The 1970 decree states as a requirement that candidates "have never married or lived in open violation of chastity". While the lack of a strict requirement of virginity was only implied by omission in the 1970 document, the Vatican on 4 July 2018 released a clarifying statement, explicitly conceding that: "to have kept her body in perfect continence or to have practised the virtue of chastity in an exemplary way, while of great importance with regard to the discernment, are not essential prerequisites in the absence of which admittance to consecration is not possible." The statement was published in reaction to bishops requesting clarification due to the growing number of women showing interest in the vocation. The new clause leaves it to the "good judgement and insight" of the bishop to discern the suitability of a candidate to her vocation.

The US Association of Consecrated Virgins released a statement calling the new guidance "shocking" and "deeply disappointing" as well as "intentionally convoluted and confusing":

The entire tradition of the Church has firmly upheld that a woman must have received the gift of virginity – that is, both material and formal (physical and spiritual) – in order to receive the consecration of virgins.

The instruction Ecclesiae Sponsae Imago on the Ordo virginum was published by the
Congregation for Institutes of Consecrated Life and Societies of Apostolic Life in July, 2018. In June 2020, Pope Francis addressed a letter to the consecrated virgins on the occasion of the 50th anniversary of the promulgation of the revised rite of the Consecration of Virgins, calling their vocation as "a sign of hope".

==Rite of consecration==
By the rite of consecration the diocesan bishop sets the virgin apart as a sacred person. The virgin who receives the consecration henceforth belongs to the consecrated life and becomes a member of the Order of Virgins. By receiving the sacramental constitutive consecration, she is "elevated to the dignity of bride of Christ, and joined by an indissoluble bond with the Son of God". This elevation into the role and reality of Bride of Christ occurs for the recipient of the consecration. The liturgical ritual contained in the Roman Pontifical has two forms, one for bestowing the consecration to women "living in the world" and the other for nuns. Thus, the Order of Virgins has members who live in the world and members who are nuns.

Both the consecration of a virgin living in the world and that of a nun are reserved to their diocesan bishop; it is for him to decide on the conditions under which a virgin living in the world is to undertake a life of perpetual virginity.

The approved liturgical rite whereby the bishop consecrates the candidate is by the solemn rite of Consecratio Virginum ('Consecration of Virgins'). The usual minister of the rite of consecration is the bishop who is the local ordinary. The consecrated virgin is committed to perpetual virginity and to leading a life of prayer and service. She is "strongly advised" to recite the Liturgy of the Hours daily, and is encouraged but not required to pray Lauds and Vespers.
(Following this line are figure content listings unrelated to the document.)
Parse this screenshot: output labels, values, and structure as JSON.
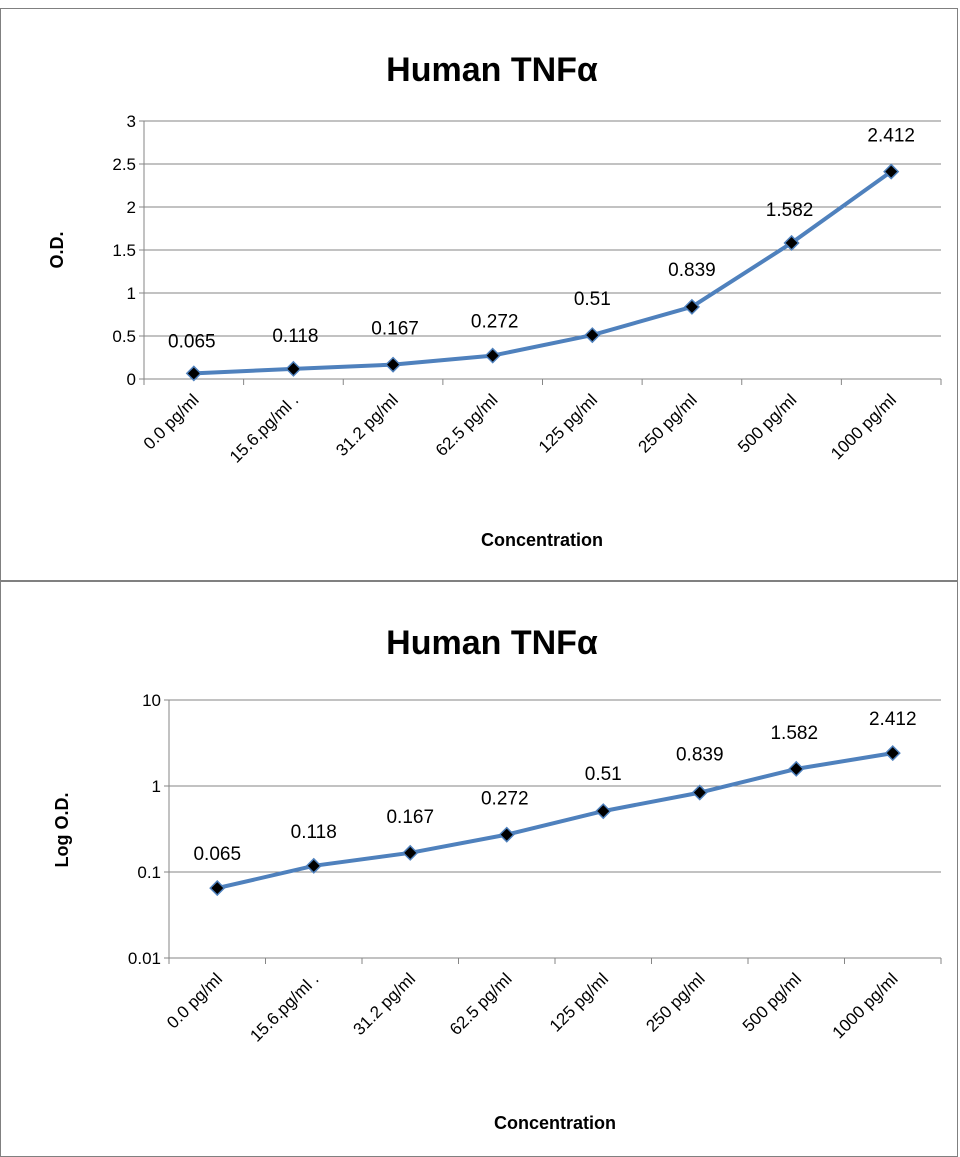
{
  "chart_data": [
    {
      "type": "line",
      "title": "Human TNFα",
      "xlabel": "Concentration",
      "ylabel": "O.D.",
      "categories": [
        "0.0 pg/ml",
        "15.6.pg/ml .",
        "31.2 pg/ml",
        "62.5 pg/ml",
        "125 pg/ml",
        "250 pg/ml",
        "500  pg/ml",
        "1000 pg/ml"
      ],
      "values": [
        0.065,
        0.118,
        0.167,
        0.272,
        0.51,
        0.839,
        1.582,
        2.412
      ],
      "data_labels": [
        "0.065",
        "0.118",
        "0.167",
        "0.272",
        "0.51",
        "0.839",
        "1.582",
        "2.412"
      ],
      "ylim": [
        0,
        3
      ],
      "yticks": [
        0,
        0.5,
        1,
        1.5,
        2,
        2.5,
        3
      ],
      "ytick_labels": [
        "0",
        "0.5",
        "1",
        "1.5",
        "2",
        "2.5",
        "3"
      ],
      "yscale": "linear",
      "grid": "horizontal",
      "legend": "none",
      "line_color": "#4f81bd",
      "marker_color": "#000000"
    },
    {
      "type": "line",
      "title": "Human TNFα",
      "xlabel": "Concentration",
      "ylabel": "Log O.D.",
      "categories": [
        "0.0 pg/ml",
        "15.6.pg/ml .",
        "31.2 pg/ml",
        "62.5 pg/ml",
        "125 pg/ml",
        "250 pg/ml",
        "500  pg/ml",
        "1000 pg/ml"
      ],
      "values": [
        0.065,
        0.118,
        0.167,
        0.272,
        0.51,
        0.839,
        1.582,
        2.412
      ],
      "data_labels": [
        "0.065",
        "0.118",
        "0.167",
        "0.272",
        "0.51",
        "0.839",
        "1.582",
        "2.412"
      ],
      "ylim": [
        0.01,
        10
      ],
      "yticks": [
        0.01,
        0.1,
        1,
        10
      ],
      "ytick_labels": [
        "0.01",
        "0.1",
        "1",
        "10"
      ],
      "yscale": "log",
      "grid": "horizontal",
      "legend": "none",
      "line_color": "#4f81bd",
      "marker_color": "#000000"
    }
  ]
}
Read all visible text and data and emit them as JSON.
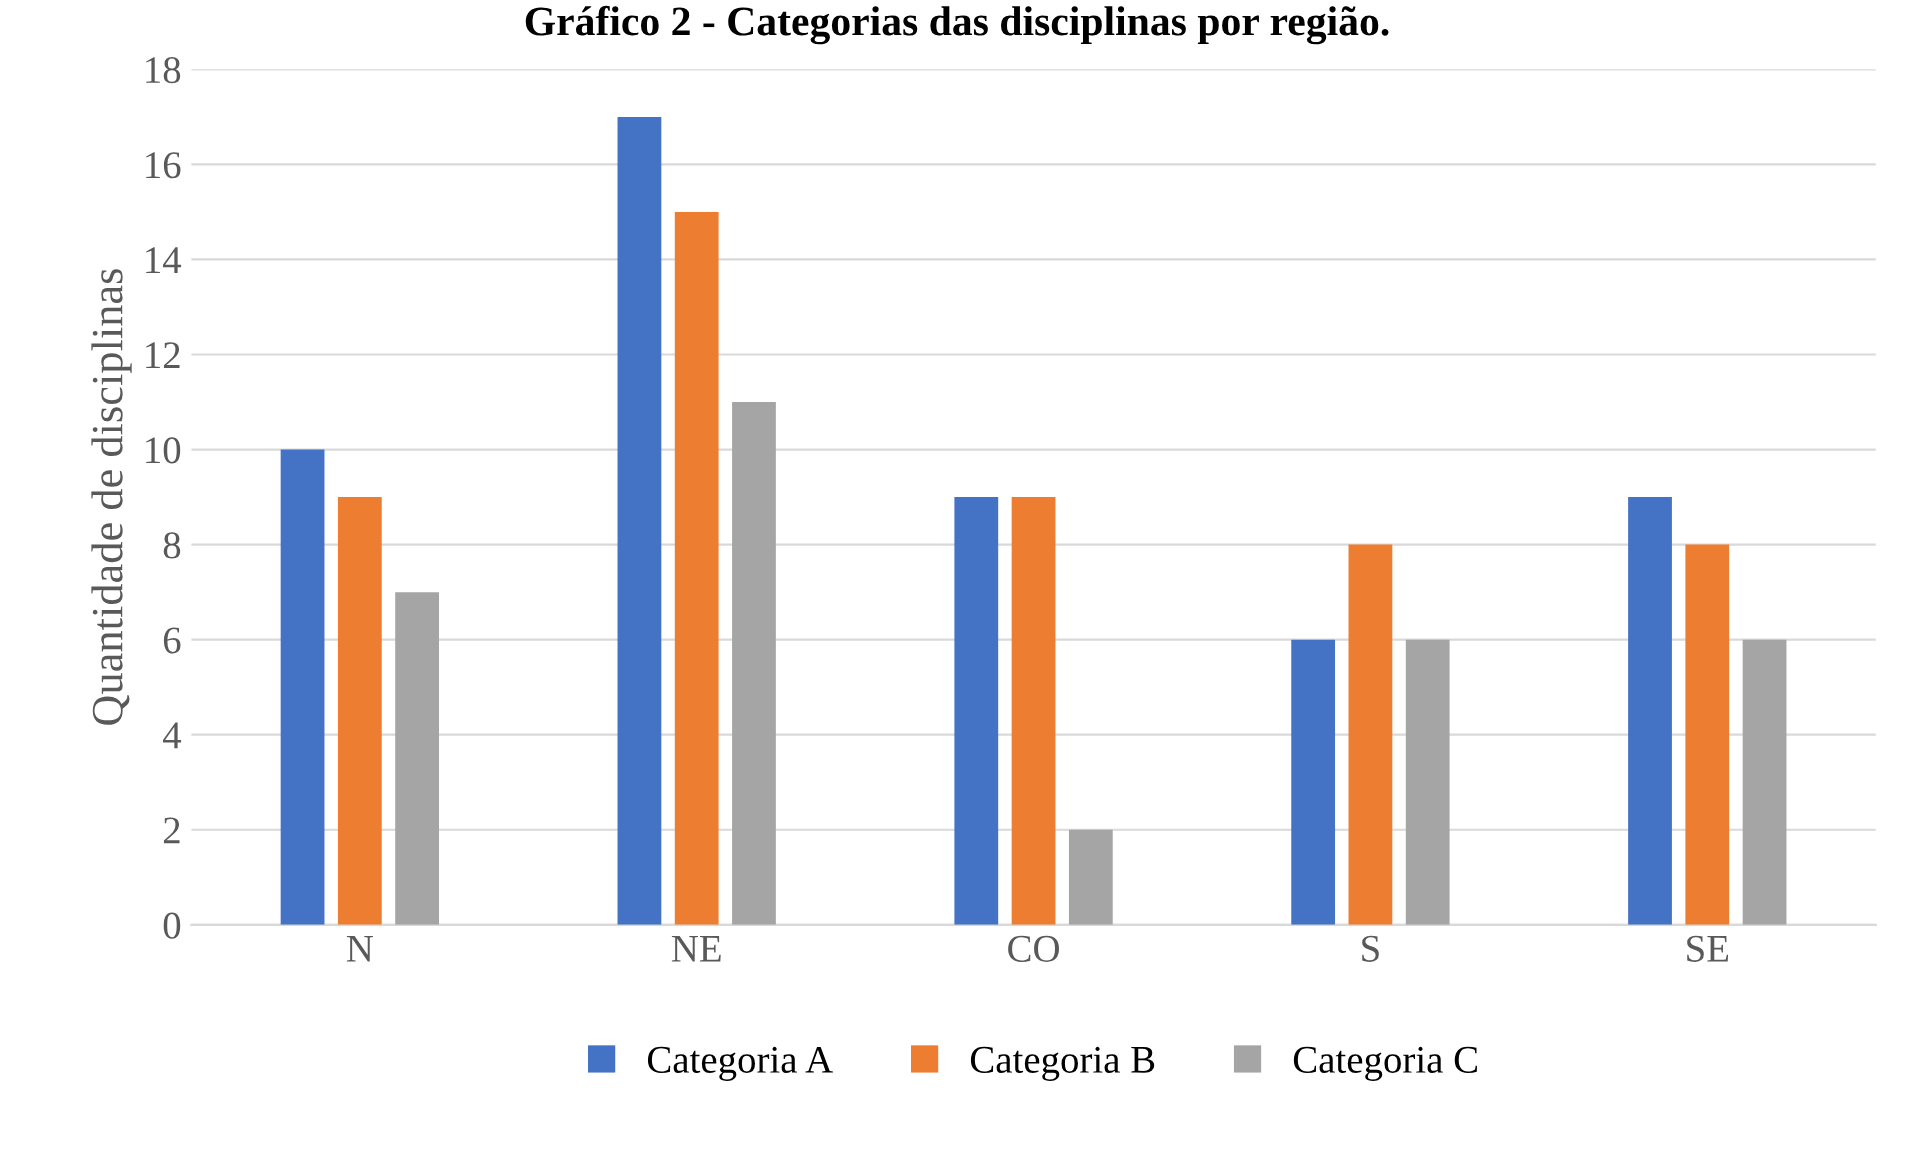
{
  "chart_data": {
    "type": "bar",
    "title": "Gráfico 2 - Categorias das disciplinas por região.",
    "ylabel": "Quantidade de disciplinas",
    "categories": [
      "N",
      "NE",
      "CO",
      "S",
      "SE"
    ],
    "series": [
      {
        "name": "Categoria A",
        "color": "#4472c4",
        "values": [
          10,
          17,
          9,
          6,
          9
        ]
      },
      {
        "name": "Categoria B",
        "color": "#ed7d31",
        "values": [
          9,
          15,
          9,
          8,
          8
        ]
      },
      {
        "name": "Categoria C",
        "color": "#a5a5a5",
        "values": [
          7,
          11,
          2,
          6,
          6
        ]
      }
    ],
    "ylim": [
      0,
      18
    ],
    "yticks": [
      0,
      2,
      4,
      6,
      8,
      10,
      12,
      14,
      16,
      18
    ],
    "grid": "y",
    "legend": "bottom"
  }
}
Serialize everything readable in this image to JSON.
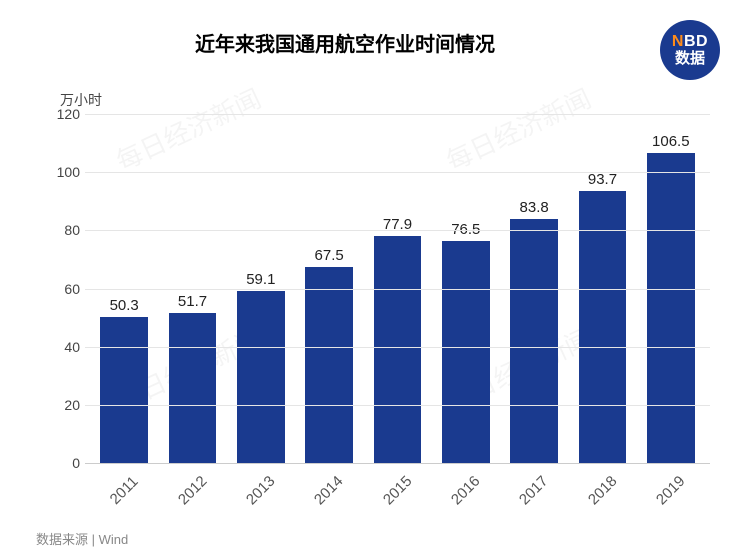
{
  "title": {
    "text": "近年来我国通用航空作业时间情况",
    "fontsize": 20
  },
  "logo": {
    "line1_n": "N",
    "line1_bd": "BD",
    "line2": "数据"
  },
  "y_axis": {
    "unit": "万小时",
    "unit_fontsize": 14,
    "min": 0,
    "max": 120,
    "ticks": [
      0,
      20,
      40,
      60,
      80,
      100,
      120
    ],
    "tick_fontsize": 14,
    "grid_color": "#e5e5e5"
  },
  "chart": {
    "type": "bar",
    "bar_color": "#1a3a8f",
    "bar_width_ratio": 0.7,
    "label_fontsize": 15,
    "label_color": "#222222",
    "background_color": "#ffffff",
    "categories": [
      "2011",
      "2012",
      "2013",
      "2014",
      "2015",
      "2016",
      "2017",
      "2018",
      "2019"
    ],
    "values": [
      50.3,
      51.7,
      59.1,
      67.5,
      77.9,
      76.5,
      83.8,
      93.7,
      106.5
    ],
    "x_label_fontsize": 15,
    "x_label_rotation_deg": -45
  },
  "source": {
    "text": "数据来源 | Wind",
    "fontsize": 13,
    "color": "#888888"
  },
  "watermark": {
    "text": "每日经济新闻"
  }
}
The legislation outlining this, as it appears in the 1983 Code of Canon Law of the Catholic Church, says:

Canon 604

§1. Similar to these forms of consecrated life is the order of virgins, who, committed to the holy plan of following Christ more closely, are consecrated to God by the diocesan bishop according to the approved liturgical rite, are betrothed mystically to Christ, the Son of God, and are dedicated to the service of the Church.

§2. In order to observe their commitment more faithfully and to perform by mutual support service to the Church which is in harmony with their state these virgins can form themselves into associations.